The second major issue is finance [7,8]. As a rule, subnational governments have more restricted sources of revenue - both fewer tax bases and less ability to use them, whether as a question of law or practicality. Subnational governments are then usually compensated by vertical redistribution from, or orchestrated by, the central state. The design of these systems can vary and is important to understand the nature of subnational governments' potential and constraints.

The third factor affecting alignment is the state of intergovernmental relations [9]. There are very few meaningful policies that can be executed by one government alone, which means that coordination among governments is necessary to accomplish much. Intergovernmental relations is the term for the institutions and actions that carry out coordination and channel conflict between governments. Formal institutions are not the only intergovernmental coordinating mechanism. Informal/de facto institutions are also matter in these scenarios Statewide political parties are also important in coordinating policies since they encourage politicians of a particular party to see their interests as aligned across levels of government.

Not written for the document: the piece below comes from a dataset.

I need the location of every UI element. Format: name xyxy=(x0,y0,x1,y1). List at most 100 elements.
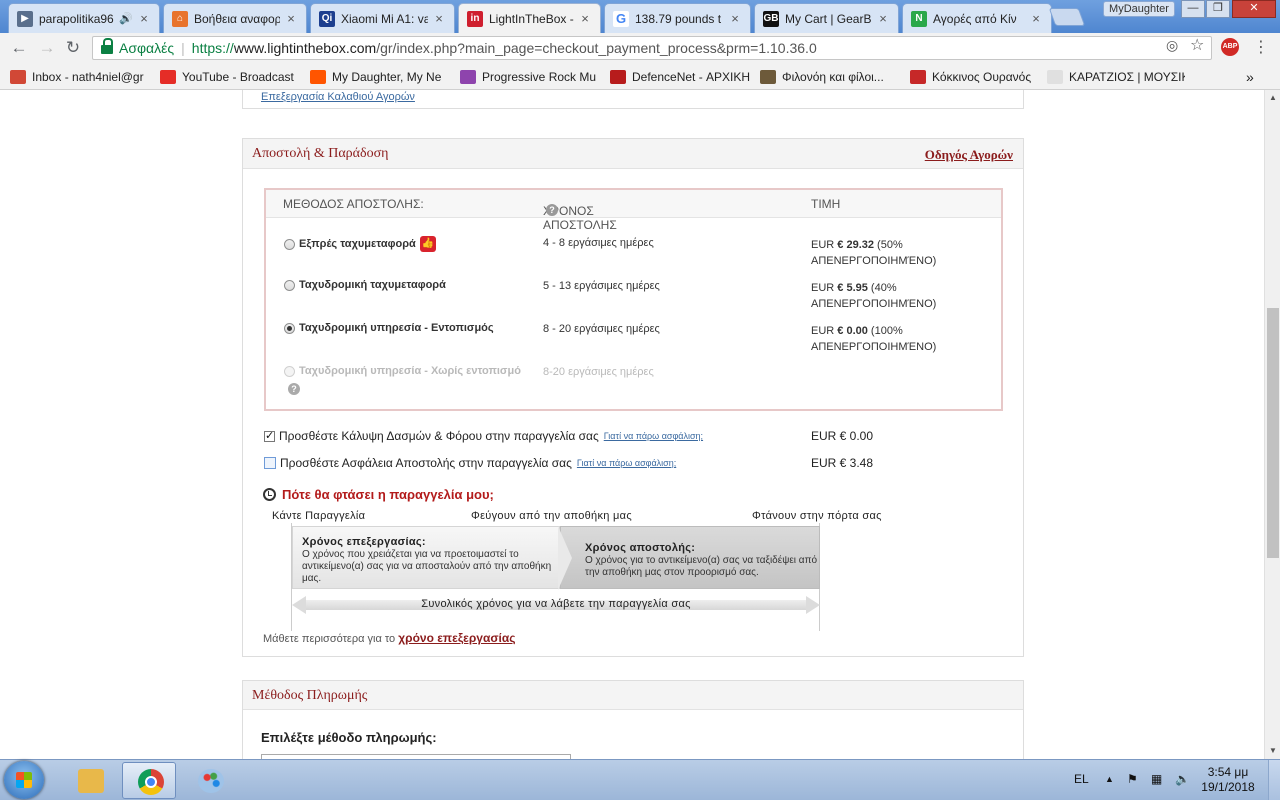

Successful alignment would involve alignment of allocated powers and finances; interregional redistribution so that regions are not dependent on their own tax revenue during a major crisis; and strong intergovernmental coordination to ease both coordination between regions and reduce central or regional unilateralism and egotism. We assume, and believe other work reviewed elsewhere shows (authors, 2022) that policy alignment enables (but does not guarantee) individual and organizational-level compliance with NPIs, which enables (but does not guarantee) lower mortality as a reason to study the particular problems of intergovernmental policy alignment in federations.